De repente, una borrosa imagen roja apareció ante nosotros.
— Tranquilos, habéis hecho un buen trabajo. Ya lo limpio yo. El efecto de mi campo todavía dura, así que, en unas horas, no habrá ocurrido nada —señaló la imagen, con una voz femenina.
— ¿Editora?

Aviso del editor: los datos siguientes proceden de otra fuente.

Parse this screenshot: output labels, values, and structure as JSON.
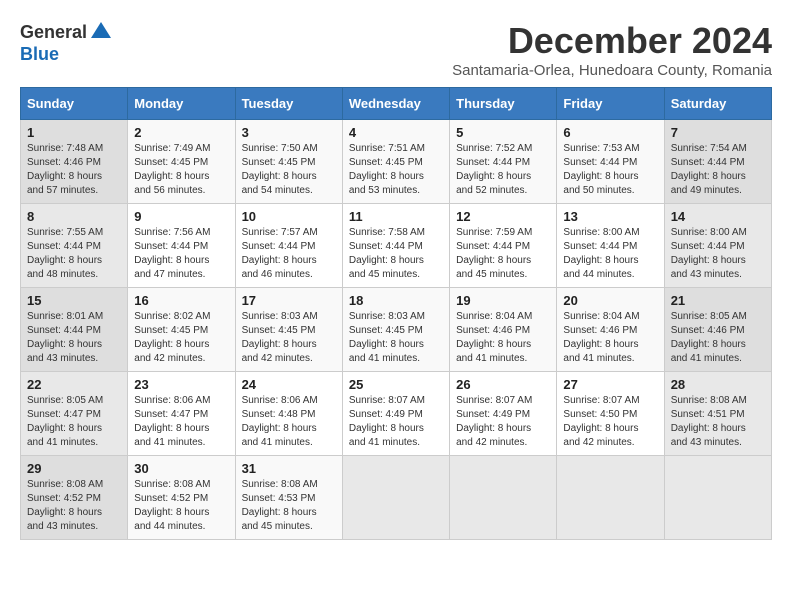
{
  "logo": {
    "general": "General",
    "blue": "Blue"
  },
  "title": "December 2024",
  "subtitle": "Santamaria-Orlea, Hunedoara County, Romania",
  "days": [
    "Sunday",
    "Monday",
    "Tuesday",
    "Wednesday",
    "Thursday",
    "Friday",
    "Saturday"
  ],
  "weeks": [
    [
      {
        "day": "1",
        "sunrise": "7:48 AM",
        "sunset": "4:46 PM",
        "daylight": "8 hours and 57 minutes."
      },
      {
        "day": "2",
        "sunrise": "7:49 AM",
        "sunset": "4:45 PM",
        "daylight": "8 hours and 56 minutes."
      },
      {
        "day": "3",
        "sunrise": "7:50 AM",
        "sunset": "4:45 PM",
        "daylight": "8 hours and 54 minutes."
      },
      {
        "day": "4",
        "sunrise": "7:51 AM",
        "sunset": "4:45 PM",
        "daylight": "8 hours and 53 minutes."
      },
      {
        "day": "5",
        "sunrise": "7:52 AM",
        "sunset": "4:44 PM",
        "daylight": "8 hours and 52 minutes."
      },
      {
        "day": "6",
        "sunrise": "7:53 AM",
        "sunset": "4:44 PM",
        "daylight": "8 hours and 50 minutes."
      },
      {
        "day": "7",
        "sunrise": "7:54 AM",
        "sunset": "4:44 PM",
        "daylight": "8 hours and 49 minutes."
      }
    ],
    [
      {
        "day": "8",
        "sunrise": "7:55 AM",
        "sunset": "4:44 PM",
        "daylight": "8 hours and 48 minutes."
      },
      {
        "day": "9",
        "sunrise": "7:56 AM",
        "sunset": "4:44 PM",
        "daylight": "8 hours and 47 minutes."
      },
      {
        "day": "10",
        "sunrise": "7:57 AM",
        "sunset": "4:44 PM",
        "daylight": "8 hours and 46 minutes."
      },
      {
        "day": "11",
        "sunrise": "7:58 AM",
        "sunset": "4:44 PM",
        "daylight": "8 hours and 45 minutes."
      },
      {
        "day": "12",
        "sunrise": "7:59 AM",
        "sunset": "4:44 PM",
        "daylight": "8 hours and 45 minutes."
      },
      {
        "day": "13",
        "sunrise": "8:00 AM",
        "sunset": "4:44 PM",
        "daylight": "8 hours and 44 minutes."
      },
      {
        "day": "14",
        "sunrise": "8:00 AM",
        "sunset": "4:44 PM",
        "daylight": "8 hours and 43 minutes."
      }
    ],
    [
      {
        "day": "15",
        "sunrise": "8:01 AM",
        "sunset": "4:44 PM",
        "daylight": "8 hours and 43 minutes."
      },
      {
        "day": "16",
        "sunrise": "8:02 AM",
        "sunset": "4:45 PM",
        "daylight": "8 hours and 42 minutes."
      },
      {
        "day": "17",
        "sunrise": "8:03 AM",
        "sunset": "4:45 PM",
        "daylight": "8 hours and 42 minutes."
      },
      {
        "day": "18",
        "sunrise": "8:03 AM",
        "sunset": "4:45 PM",
        "daylight": "8 hours and 41 minutes."
      },
      {
        "day": "19",
        "sunrise": "8:04 AM",
        "sunset": "4:46 PM",
        "daylight": "8 hours and 41 minutes."
      },
      {
        "day": "20",
        "sunrise": "8:04 AM",
        "sunset": "4:46 PM",
        "daylight": "8 hours and 41 minutes."
      },
      {
        "day": "21",
        "sunrise": "8:05 AM",
        "sunset": "4:46 PM",
        "daylight": "8 hours and 41 minutes."
      }
    ],
    [
      {
        "day": "22",
        "sunrise": "8:05 AM",
        "sunset": "4:47 PM",
        "daylight": "8 hours and 41 minutes."
      },
      {
        "day": "23",
        "sunrise": "8:06 AM",
        "sunset": "4:47 PM",
        "daylight": "8 hours and 41 minutes."
      },
      {
        "day": "24",
        "sunrise": "8:06 AM",
        "sunset": "4:48 PM",
        "daylight": "8 hours and 41 minutes."
      },
      {
        "day": "25",
        "sunrise": "8:07 AM",
        "sunset": "4:49 PM",
        "daylight": "8 hours and 41 minutes."
      },
      {
        "day": "26",
        "sunrise": "8:07 AM",
        "sunset": "4:49 PM",
        "daylight": "8 hours and 42 minutes."
      },
      {
        "day": "27",
        "sunrise": "8:07 AM",
        "sunset": "4:50 PM",
        "daylight": "8 hours and 42 minutes."
      },
      {
        "day": "28",
        "sunrise": "8:08 AM",
        "sunset": "4:51 PM",
        "daylight": "8 hours and 43 minutes."
      }
    ],
    [
      {
        "day": "29",
        "sunrise": "8:08 AM",
        "sunset": "4:52 PM",
        "daylight": "8 hours and 43 minutes."
      },
      {
        "day": "30",
        "sunrise": "8:08 AM",
        "sunset": "4:52 PM",
        "daylight": "8 hours and 44 minutes."
      },
      {
        "day": "31",
        "sunrise": "8:08 AM",
        "sunset": "4:53 PM",
        "daylight": "8 hours and 45 minutes."
      },
      null,
      null,
      null,
      null
    ]
  ]
}
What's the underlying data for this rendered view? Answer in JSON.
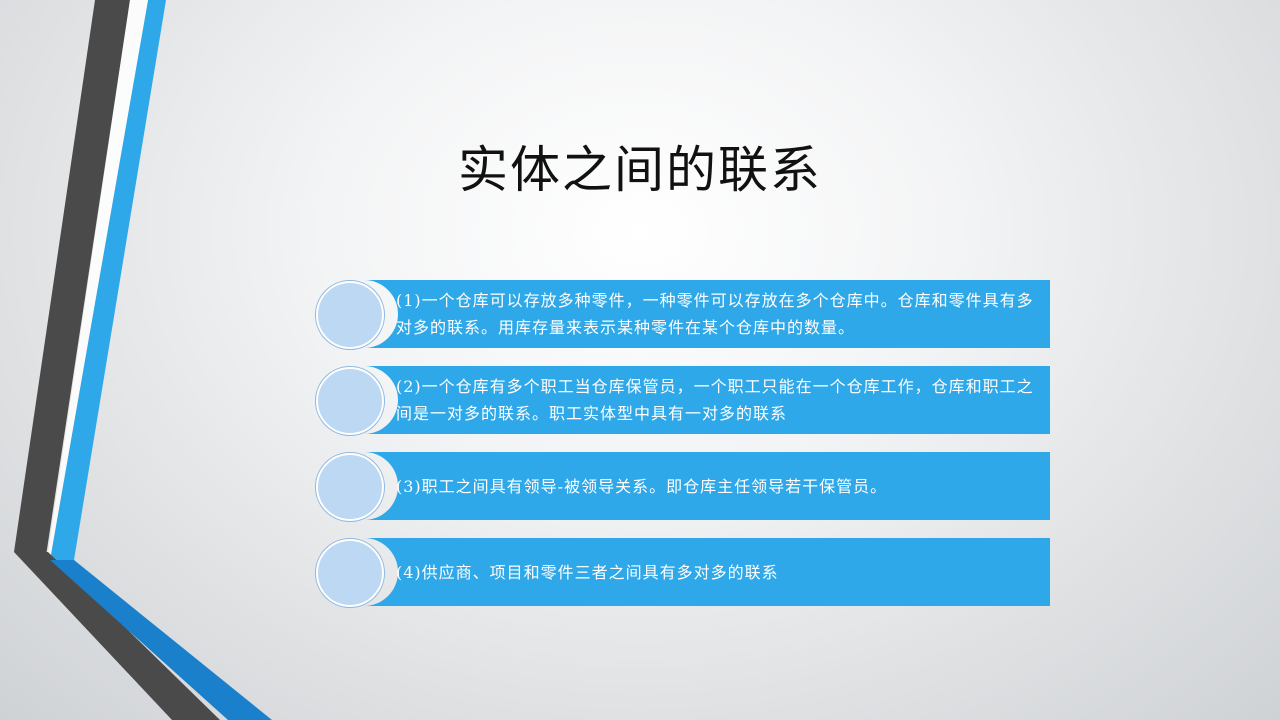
{
  "slide": {
    "title": "实体之间的联系",
    "items": [
      {
        "text": "(1)一个仓库可以存放多种零件，一种零件可以存放在多个仓库中。仓库和零件具有多对多的联系。用库存量来表示某种零件在某个仓库中的数量。"
      },
      {
        "text": "(2)一个仓库有多个职工当仓库保管员，一个职工只能在一个仓库工作，仓库和职工之间是一对多的联系。职工实体型中具有一对多的联系"
      },
      {
        "text": "(3)职工之间具有领导-被领导关系。即仓库主任领导若干保管员。"
      },
      {
        "text": "(4)供应商、项目和零件三者之间具有多对多的联系"
      }
    ]
  },
  "colors": {
    "accent_blue": "#2ea8e8",
    "deep_blue": "#1a80cc",
    "dark_gray": "#4a4a4a",
    "circle_fill": "#bcd8f2"
  }
}
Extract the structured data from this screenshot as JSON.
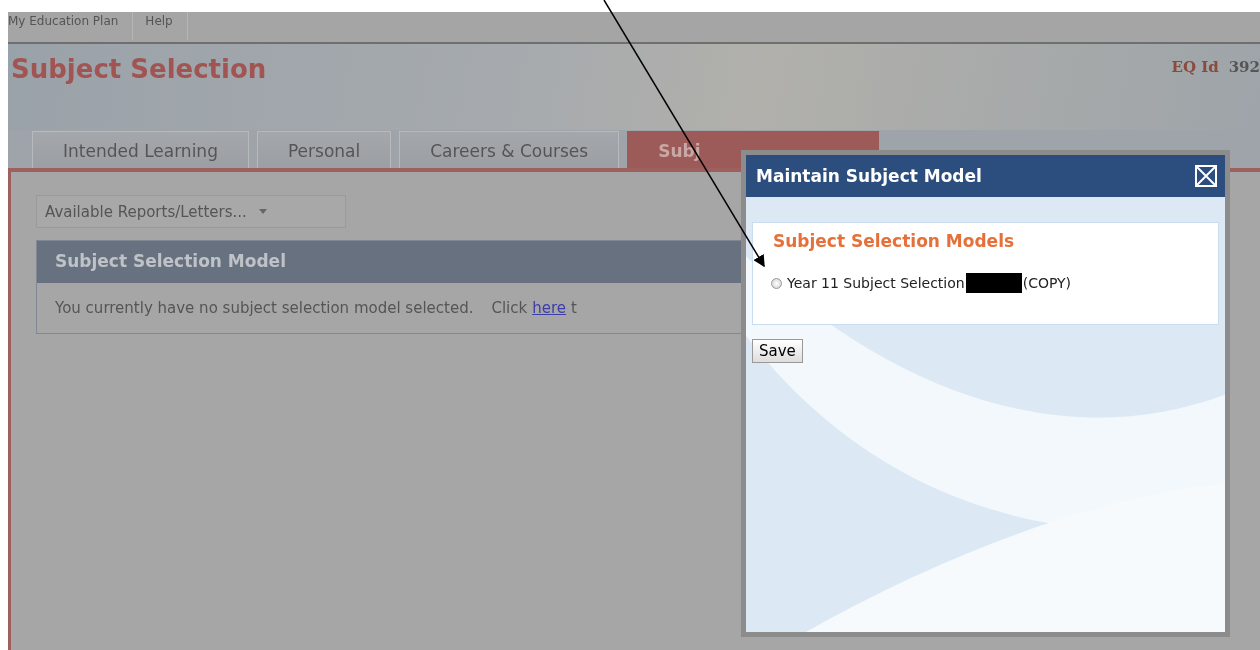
{
  "nav": {
    "items": [
      "My Education Plan",
      "Help"
    ]
  },
  "header": {
    "title": "Subject Selection",
    "id_label": "EQ Id",
    "id_value": "392"
  },
  "tabs": [
    {
      "label": "Intended Learning",
      "selected": false
    },
    {
      "label": "Personal",
      "selected": false
    },
    {
      "label": "Careers & Courses",
      "selected": false
    },
    {
      "label": "Subj",
      "selected": true
    }
  ],
  "reports_dropdown": {
    "value": "Available Reports/Letters..."
  },
  "panel": {
    "title": "Subject Selection Model",
    "message": "You currently have no subject selection model selected.",
    "link_prefix": "Click",
    "link": "here",
    "link_suffix": "t"
  },
  "dialog": {
    "title": "Maintain Subject Model",
    "section_title": "Subject Selection Models",
    "options": [
      {
        "label": "Year 11 Subject Selection",
        "suffix": "(COPY)",
        "redacted": true,
        "selected": false
      }
    ],
    "save_button": "Save"
  }
}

No sabía que pudieras materializarte en la realidad —dije.
— Vaya, ¿ésta es la famosa Editora? —añadió Gutts.
— Sólo temporalmente y porque ya tengo puesto el campo. Ahora que ya os he dicho lo que tenía que decir, me voy. Ya hablaremos, Cross.
La imagen desapareció en un instante.
— Bueno, y ahora, ¿qué hacemos? No podemos llamar a una ambulancia con todo este percal — hizo notar el viejo.
— Pues nos llevamos a Queen. Invocaré a uno de mis perros o uno de mis clones y que lo carguen.
— Déjelo, ya he tenido suficientes plumas por hoy. Ya lo llevo yo.
Respondí a su frase con una sonrisa. Gutts cargó a Queen a caballo y yo recogí la Pluma de la Vida. Empezamos a caminar calle abajo. El Sol del atardecer había empezado a mostrarse entre las nubes, marcando el final de la odisea contra Daniel Queen, i el inicio del cambio tanto en él como en mí.